Le scénariste continue de développer sa saga, par cycle, comme il l’a annoncé dans l’introduction du cycle deux. Au fur et à mesure des tomes, il prend conscience des possibilités qu’offre ce monde, qu’il découvre comme si elles existaient par elles-mêmes. Le lecteur accro à la série retrouve avec toujours le même plaisir les éléments récurrents et leurs évolutions : la confirmation sur la nature du Niddhog (pouvant être anticipée s’il a lu le cycle Les sorcières), celle sur l’héritage de Sioban, et bien sûr l’acquisition d’un Fitchell (les connaisseurs apprécieront).

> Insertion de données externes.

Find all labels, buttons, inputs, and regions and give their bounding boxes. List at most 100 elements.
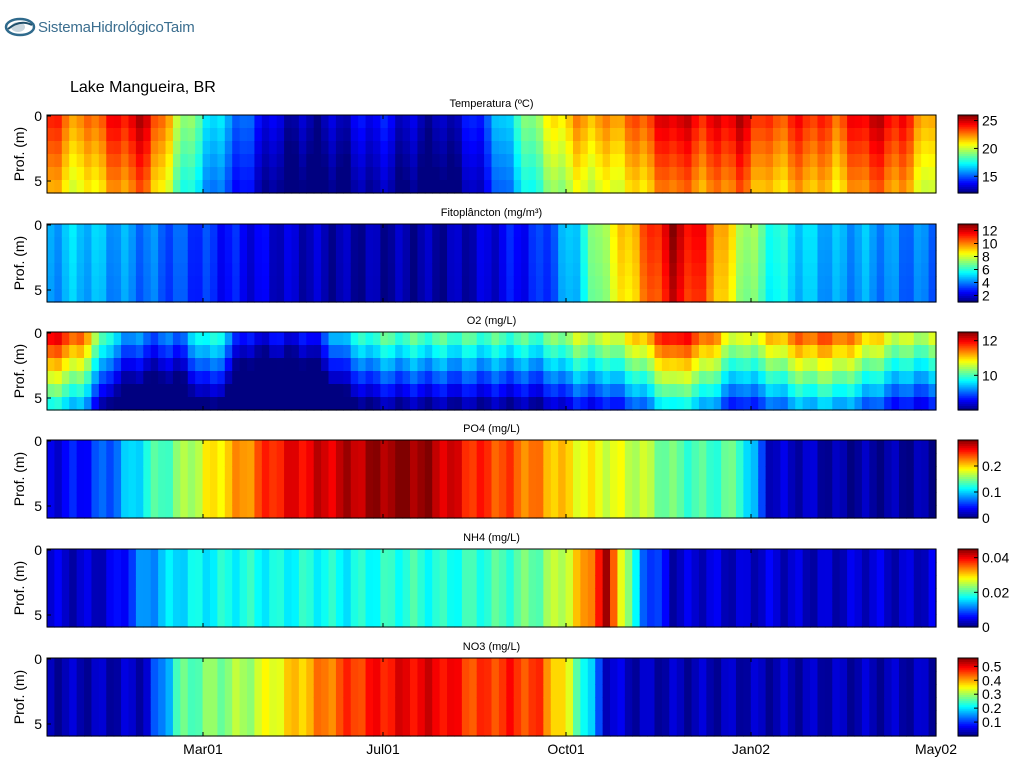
heat-cell <box>261 697 270 711</box>
heat-cell <box>750 601 759 615</box>
heat-cell <box>669 115 678 129</box>
heat-cell <box>810 614 819 628</box>
heat-cell <box>847 505 856 519</box>
heat-cell <box>424 658 433 672</box>
heat-cell <box>617 115 626 129</box>
heat-cell <box>358 237 367 251</box>
heat-cell <box>595 505 604 519</box>
heat-cell <box>565 345 574 359</box>
heat-cell <box>780 371 789 385</box>
heat-cell <box>454 345 463 359</box>
colorbar-cell <box>958 382 978 386</box>
heat-cell <box>395 505 404 519</box>
heat-cell <box>321 671 330 685</box>
heat-cell <box>728 154 737 168</box>
heat-cell <box>565 141 574 155</box>
heat-cell <box>558 723 567 737</box>
heat-cell <box>224 549 233 563</box>
heat-cell <box>158 263 167 277</box>
heat-cell <box>76 697 85 711</box>
heat-cell <box>565 723 574 737</box>
heat-cell <box>580 440 589 454</box>
heat-cell <box>832 684 841 698</box>
heat-cell <box>84 614 93 628</box>
heat-cell <box>172 224 181 238</box>
heat-cell <box>854 697 863 711</box>
heat-cell <box>898 180 907 194</box>
heat-cell <box>513 549 522 563</box>
heat-cell <box>239 505 248 519</box>
heat-cell <box>121 723 130 737</box>
heat-cell <box>298 371 307 385</box>
heat-cell <box>143 658 152 672</box>
heat-cell <box>565 479 574 493</box>
heat-cell <box>439 371 448 385</box>
heat-cell <box>461 614 470 628</box>
heat-cell <box>217 250 226 264</box>
heat-cell <box>298 115 307 129</box>
heat-cell <box>876 263 885 277</box>
heat-cell <box>491 237 500 251</box>
heat-cell <box>54 154 63 168</box>
heat-cell <box>728 575 737 589</box>
panel-title: Fitoplâncton (mg/m³) <box>441 207 542 219</box>
heat-cell <box>417 614 426 628</box>
heat-cell <box>639 658 648 672</box>
heat-cell <box>758 224 767 238</box>
heat-cell <box>469 453 478 467</box>
heat-cell <box>261 384 270 398</box>
heat-cell <box>402 479 411 493</box>
heat-cell <box>891 345 900 359</box>
heat-cell <box>135 601 144 615</box>
heat-cell <box>898 453 907 467</box>
heat-cell <box>839 276 848 290</box>
heat-cell <box>150 453 159 467</box>
heat-cell <box>861 614 870 628</box>
heat-cell <box>84 466 93 480</box>
heat-cell <box>684 224 693 238</box>
heat-cell <box>535 224 544 238</box>
heat-cell <box>521 710 530 724</box>
heat-cell <box>195 697 204 711</box>
heat-cell <box>269 371 278 385</box>
heat-cell <box>921 358 930 372</box>
heat-cell <box>839 575 848 589</box>
colorbar-cell <box>958 280 978 284</box>
heat-cell <box>498 562 507 576</box>
heat-cell <box>602 684 611 698</box>
heat-cell <box>802 588 811 602</box>
heat-cell <box>506 224 515 238</box>
heat-cell <box>928 276 937 290</box>
heat-cell <box>321 345 330 359</box>
heat-cell <box>898 440 907 454</box>
heat-cell <box>335 697 344 711</box>
heat-cell <box>484 384 493 398</box>
heat-cell <box>706 250 715 264</box>
heat-cell <box>269 167 278 181</box>
heat-cell <box>847 237 856 251</box>
heat-cell <box>172 141 181 155</box>
colorbar-cell <box>958 369 978 372</box>
heat-cell <box>313 276 322 290</box>
heat-cell <box>928 440 937 454</box>
heat-cell <box>261 562 270 576</box>
colorbar-cell <box>958 457 978 461</box>
heat-cell <box>202 141 211 155</box>
heat-cell <box>928 479 937 493</box>
heat-cell <box>47 710 56 724</box>
heat-cell <box>165 453 174 467</box>
heat-cell <box>180 358 189 372</box>
heat-cell <box>595 453 604 467</box>
heat-cell <box>506 167 515 181</box>
heat-cell <box>876 224 885 238</box>
heat-cell <box>128 562 137 576</box>
heat-cell <box>928 345 937 359</box>
heat-cell <box>513 671 522 685</box>
heat-cell <box>595 440 604 454</box>
heat-cell <box>558 658 567 672</box>
heat-cell <box>476 658 485 672</box>
heat-cell <box>261 167 270 181</box>
heat-cell <box>869 658 878 672</box>
heat-cell <box>647 588 656 602</box>
heat-cell <box>632 276 641 290</box>
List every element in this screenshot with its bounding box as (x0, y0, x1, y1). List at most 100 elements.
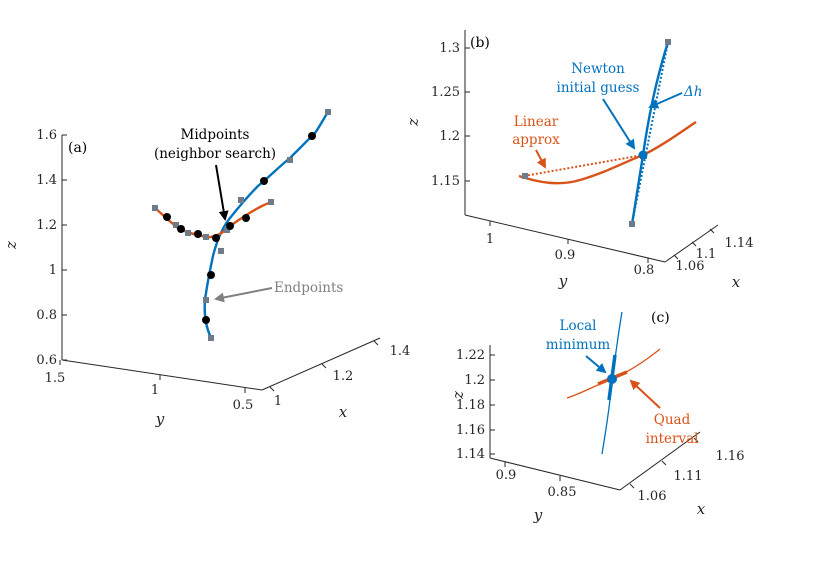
panel-c-label: (c) (651, 310, 670, 326)
panel-c: 1.22 1.2 1.18 1.16 1.14 0.9 0.85 1.06 1.… (449, 310, 744, 524)
panel-a-z-tick: 1.4 (36, 173, 57, 188)
midpoint-marker (163, 213, 171, 221)
midpoint-marker (207, 271, 215, 279)
endpoints-arrow (214, 287, 273, 303)
newton-annotation-sub: initial guess (557, 80, 640, 96)
panel-a-y-label: y (155, 410, 165, 428)
panel-a-z-tick: 0.8 (36, 308, 57, 323)
linear-annotation: Linear (514, 114, 559, 130)
panel-b: 1.3 1.25 1.2 1.15 1 0.9 0.8 1.06 1.1 1.1… (404, 30, 753, 291)
panel-c-x-tick: 1.11 (674, 469, 703, 484)
panel-a-z-tick: 1 (49, 263, 57, 278)
panel-b-x-label: x (732, 273, 741, 291)
endpoint-marker (629, 221, 635, 227)
panel-c-x-label: x (697, 500, 706, 518)
endpoint-marker (203, 297, 209, 303)
quad-arrow (629, 379, 661, 409)
midpoint-marker (202, 316, 210, 324)
newton-initial-guess-point (638, 150, 648, 160)
panel-b-x-tick: 1.14 (725, 236, 754, 251)
delta-h-annotation: Δh (683, 84, 702, 100)
panel-a-x-axis (261, 337, 381, 391)
panel-a-orange-curve (154, 200, 272, 239)
panel-a-y-tick: 1 (151, 383, 159, 398)
panel-a-x-ticks (269, 340, 379, 392)
panel-b-y-tick: 0.9 (555, 248, 576, 263)
midpoint-marker (177, 225, 185, 233)
endpoints-annotation: Endpoints (274, 280, 343, 296)
panel-b-z-tick: 1.25 (431, 85, 460, 100)
panel-b-delta-h-line (631, 41, 669, 225)
panel-c-x-axis (619, 431, 701, 491)
panel-b-x-tick: 1.06 (676, 259, 705, 274)
panel-b-x-tick: 1.1 (696, 247, 717, 262)
midpoint-marker (226, 222, 234, 230)
linear-arrow (535, 149, 546, 169)
panel-c-y-tick: 0.85 (548, 485, 577, 500)
panel-a-axes (61, 135, 381, 391)
panel-a-y-axis (61, 359, 263, 391)
panel-a-x-tick: 1.4 (390, 344, 411, 359)
panel-a-z-tick: 0.6 (36, 353, 57, 368)
endpoint-marker (208, 335, 214, 341)
panel-b-orange-curve (518, 121, 697, 185)
panel-b-y-axis (464, 214, 666, 263)
linear-annotation-sub: approx (512, 132, 560, 148)
panel-a-y-tick: 1.5 (45, 371, 66, 386)
panel-a-orange-endpoints (152, 199, 274, 240)
panel-a-z-label: z (2, 241, 20, 250)
midpoints-annotation-sub: (neighbor search) (154, 146, 276, 162)
local-minimum-point (607, 374, 617, 384)
endpoint-marker (287, 157, 293, 163)
quad-annotation-sub: interval (646, 431, 699, 447)
panel-a-y-ticks (59, 360, 246, 393)
endpoint-marker (238, 197, 244, 203)
endpoint-marker (325, 109, 331, 115)
panel-a-x-tick: 1 (274, 394, 282, 409)
endpoint-marker (268, 199, 274, 205)
panel-a-x-tick: 1.2 (333, 369, 354, 384)
panel-a-x-label: x (339, 403, 348, 421)
panel-b-x-axis (664, 224, 719, 263)
panel-b-y-tick: 1 (486, 232, 494, 247)
midpoint-marker (260, 177, 268, 185)
local-min-annotation: Local (559, 318, 596, 334)
panel-b-z-tick: 1.15 (431, 174, 460, 189)
panel-a-midpoints (163, 132, 316, 324)
newton-annotation: Newton (571, 61, 625, 77)
panel-c-z-tick: 1.16 (456, 423, 485, 438)
local-min-annotation-sub: minimum (546, 337, 611, 353)
panel-a-label: (a) (68, 140, 87, 156)
panel-b-y-tick: 0.8 (634, 263, 655, 278)
panel-b-z-label: z (404, 118, 422, 127)
endpoint-marker (522, 173, 528, 179)
midpoints-arrow (215, 164, 229, 221)
panel-a-z-tick: 1.6 (36, 128, 57, 143)
panel-c-z-tick: 1.2 (464, 373, 485, 388)
midpoint-marker (194, 230, 202, 238)
midpoint-marker (308, 132, 316, 140)
panel-b-y-label: y (558, 272, 568, 290)
endpoint-marker (203, 234, 209, 240)
midpoint-marker (242, 214, 250, 222)
panel-c-y-tick: 0.9 (496, 468, 517, 483)
panel-b-label: (b) (470, 35, 490, 51)
panel-c-x-tick: 1.06 (638, 489, 667, 504)
endpoint-marker (173, 222, 179, 228)
endpoint-marker (152, 205, 158, 211)
endpoint-marker (218, 248, 224, 254)
panel-a-z-ticks (62, 134, 67, 361)
newton-arrow (602, 98, 636, 150)
panel-a: 1.6 1.4 1.2 1 0.8 0.6 1.5 1 0.5 1 1.2 1.… (2, 109, 410, 428)
endpoint-marker (185, 230, 191, 236)
local-min-arrow (585, 355, 607, 374)
panel-b-z-tick: 1.2 (439, 129, 460, 144)
panel-c-z-label: z (449, 391, 467, 400)
panel-c-z-tick: 1.18 (456, 398, 485, 413)
endpoint-marker (224, 227, 230, 233)
panel-c-x-tick: 1.16 (716, 449, 745, 464)
panel-c-y-label: y (533, 506, 543, 524)
panel-b-linear-approx-line (523, 154, 644, 177)
panel-b-z-tick: 1.3 (439, 41, 460, 56)
panel-a-blue-endpoints (203, 109, 331, 341)
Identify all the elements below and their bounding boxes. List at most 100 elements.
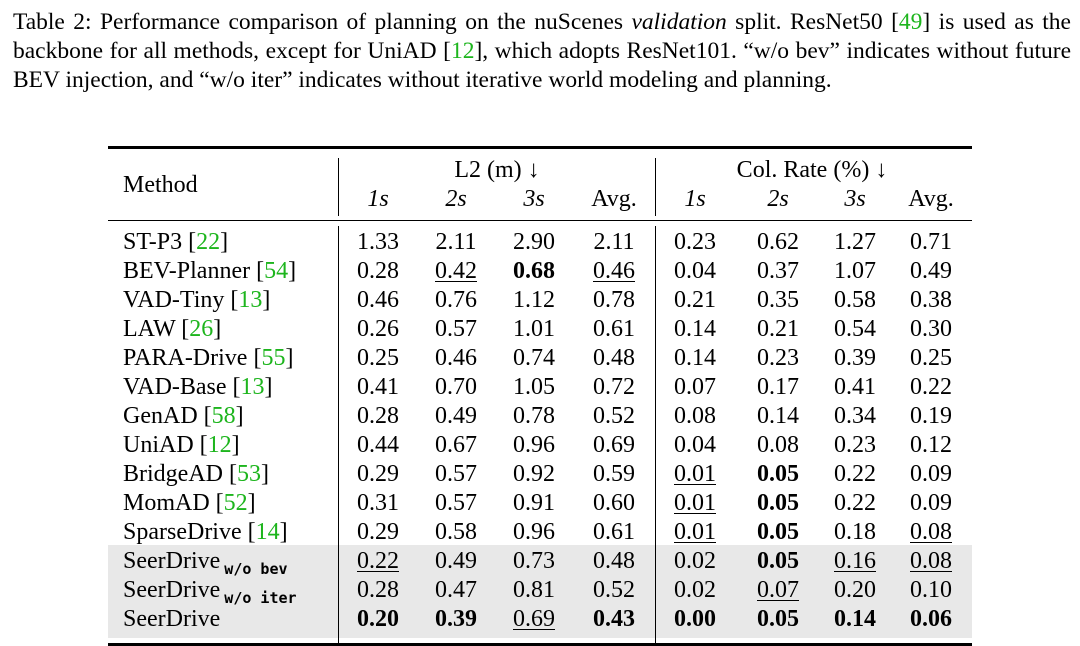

Bien évidemment le principe du Yin et du Yang reste au cœur de la dynamique du récit : le Mal au cœur du Bien, et réciproquement. Le poids du passé s’impose aux jeunes générations, l’Histoire modèle leurs vies, ce que l’on peut désigner également du terme de Destin, donnant incidemment à s’interroger sur la part de libre arbitre chez les personnages. La série met également en scène une famille, avec ses liens biaisés par les rivalités, les obligations de fidélité, les ambitions personnelles et les ressentiments justifiés ou non. En considérant le comportement d’Aylissa vis-à-vis de son père et de Lord Heron vis-à-vis de sa nièce, apparaît également une mise en scène de l’amour paternel, malgré les exactions de sa fille naturelle, avec un transfert possible sur une autre jeune femme du même âge, malgré un conflit d’intérêt.


Le lecteur n’est pas prêt pour ce que les auteurs lui ont réservé dans ce tome. L’artiste se montre d’une minutie toute naturelle et discrète, donnant une consistance et plausibilité extraordinaire à ce que montrent et racontent les dessins. Le scénariste semble développer et intégrer beaucoup plus de choses que dans une série progressant tranquillement. Le spectacle d’un récit médiéval fantastique fait son œuvre grâce à la consistance de la narration visuelle et la densité de l’intrigue. Les thèmes des différents cycles continuent de bénéficier de nouveaux éclairages, avec des questionnements aussi bien philosophiques que qu’affectifs au sein de la famille. Du grand art.